Just as she throws out the word "Nazi" without basis, so do you with "pedophile". The Church may be at fault for wrongly handling the problem, but a pedophile commits a specific & horrible act. As Sheridan diminishes the term Nazi, so do you with pedophile. You have been a good masscops poster so far, why this derailment?

Sent from my ADR6300


----------



## Somebody's Dad (Sep 26, 2011)

MSP75 said:


> Just as she throws out the word "Nazi" without basis, so do you with "pedophile". The Church may be at fault for wrongly handling the problem, but a pedophile commits a specific & horrible act. As Sheridan diminishes the term Nazi, so do you with pedophile. You have been a good masscops poster so far, why this derailment?

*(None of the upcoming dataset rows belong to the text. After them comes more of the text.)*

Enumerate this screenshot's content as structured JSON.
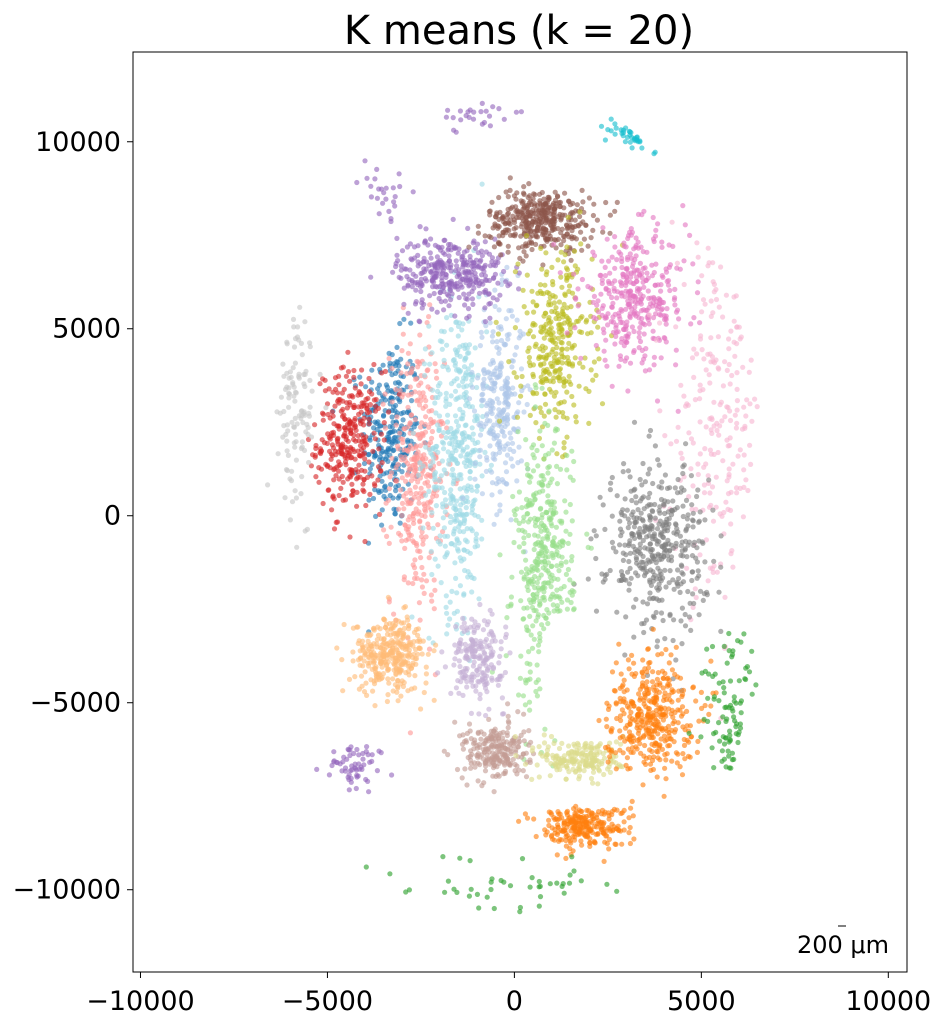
{
  "chart_data": {
    "type": "scatter",
    "title": "K means (k = 20)",
    "xlabel": "",
    "ylabel": "",
    "xlim": [
      -10200,
      10500
    ],
    "ylim": [
      -12200,
      12400
    ],
    "x_ticks": [
      -10000,
      -5000,
      0,
      5000,
      10000
    ],
    "y_ticks": [
      -10000,
      -5000,
      0,
      5000,
      10000
    ],
    "x_tick_labels": [
      "−10000",
      "−5000",
      "0",
      "5000",
      "10000"
    ],
    "y_tick_labels": [
      "−10000",
      "−5000",
      "0",
      "5000",
      "10000"
    ],
    "grid": false,
    "legend": "none",
    "scale_bar_label": "200 μm",
    "clusters": [
      {
        "id": 0,
        "color": "#1f77b4",
        "center": [
          -3300,
          2200
        ],
        "spread": [
          700,
          2300
        ],
        "n": 260
      },
      {
        "id": 1,
        "color": "#d62728",
        "center": [
          -4400,
          2000
        ],
        "spread": [
          800,
          1700
        ],
        "n": 300
      },
      {
        "id": 2,
        "color": "#ff9896",
        "center": [
          -2600,
          1200
        ],
        "spread": [
          650,
          3300
        ],
        "n": 330
      },
      {
        "id": 3,
        "color": "#9edae5",
        "center": [
          -1500,
          1700
        ],
        "spread": [
          700,
          3800
        ],
        "n": 420
      },
      {
        "id": 4,
        "color": "#aec7e8",
        "center": [
          -400,
          3000
        ],
        "spread": [
          600,
          2500
        ],
        "n": 260
      },
      {
        "id": 5,
        "color": "#9467bd",
        "center": [
          -1700,
          6500
        ],
        "spread": [
          1300,
          900
        ],
        "n": 330
      },
      {
        "id": 6,
        "color": "#8c564b",
        "center": [
          700,
          7900
        ],
        "spread": [
          1300,
          750
        ],
        "n": 380
      },
      {
        "id": 7,
        "color": "#bcbd22",
        "center": [
          1100,
          4600
        ],
        "spread": [
          900,
          2200
        ],
        "n": 320
      },
      {
        "id": 8,
        "color": "#e377c2",
        "center": [
          3200,
          5800
        ],
        "spread": [
          1300,
          1600
        ],
        "n": 360
      },
      {
        "id": 9,
        "color": "#f7b6d2",
        "center": [
          5400,
          2500
        ],
        "spread": [
          1100,
          4200
        ],
        "n": 220
      },
      {
        "id": 10,
        "color": "#7f7f7f",
        "center": [
          3800,
          -800
        ],
        "spread": [
          1200,
          2000
        ],
        "n": 420
      },
      {
        "id": 11,
        "color": "#98df8a",
        "center": [
          800,
          -1500
        ],
        "spread": [
          700,
          3300
        ],
        "n": 380
      },
      {
        "id": 12,
        "color": "#ffbb78",
        "center": [
          -3300,
          -3700
        ],
        "spread": [
          900,
          900
        ],
        "n": 330
      },
      {
        "id": 13,
        "color": "#c5b0d5",
        "center": [
          -1000,
          -3800
        ],
        "spread": [
          650,
          1000
        ],
        "n": 200
      },
      {
        "id": 14,
        "color": "#c49c94",
        "center": [
          -500,
          -6300
        ],
        "spread": [
          800,
          700
        ],
        "n": 230
      },
      {
        "id": 15,
        "color": "#dbdb8d",
        "center": [
          1800,
          -6500
        ],
        "spread": [
          1000,
          500
        ],
        "n": 200
      },
      {
        "id": 16,
        "color": "#ff7f0e",
        "center": [
          3600,
          -5300
        ],
        "spread": [
          1100,
          1400
        ],
        "n": 380
      },
      {
        "id": 17,
        "color": "#ff7f0e",
        "center": [
          1800,
          -8300
        ],
        "spread": [
          1100,
          500
        ],
        "n": 250
      },
      {
        "id": 18,
        "color": "#2ca02c",
        "center": [
          5800,
          -5600
        ],
        "spread": [
          700,
          2200
        ],
        "n": 90
      },
      {
        "id": 19,
        "color": "#17becf",
        "center": [
          4300,
          10400
        ],
        "spread": [
          1100,
          400
        ],
        "n": 90
      },
      {
        "id": 20,
        "color": "#c7c7c7",
        "center": [
          -5800,
          2800
        ],
        "spread": [
          450,
          2300
        ],
        "n": 110
      }
    ],
    "outer_ring_clusters": [
      {
        "color": "#9467bd",
        "x": -4300,
        "y": -6800,
        "spread": [
          600,
          600
        ],
        "n": 60
      },
      {
        "color": "#2ca02c",
        "x": 0,
        "y": -9800,
        "spread": [
          2500,
          600
        ],
        "n": 45
      },
      {
        "color": "#9467bd",
        "x": -1000,
        "y": 10700,
        "spread": [
          1000,
          300
        ],
        "n": 25
      },
      {
        "color": "#9467bd",
        "x": -3500,
        "y": 8600,
        "spread": [
          600,
          900
        ],
        "n": 25
      }
    ]
  }
}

Well, another good point MSP. I have a strong personal distaste for the Catholic Church, with a personal history to support it. That sometimes derails common sense, as it did here.

The Church hierarchy (including the Pope), imho, enables pedophiles. But you're right that it's falsely accusatory to call the Pope one himself. My bad.


----------



## Somebody's Dad (Sep 26, 2011)

Can't edit my old posts so just wanted to say to all, sorry if I was out of line here. I was typing before thinking and didn't intend to offend anyone.


----------



## justanotherparatrooper (Aug 27, 2006)

Cunt


----------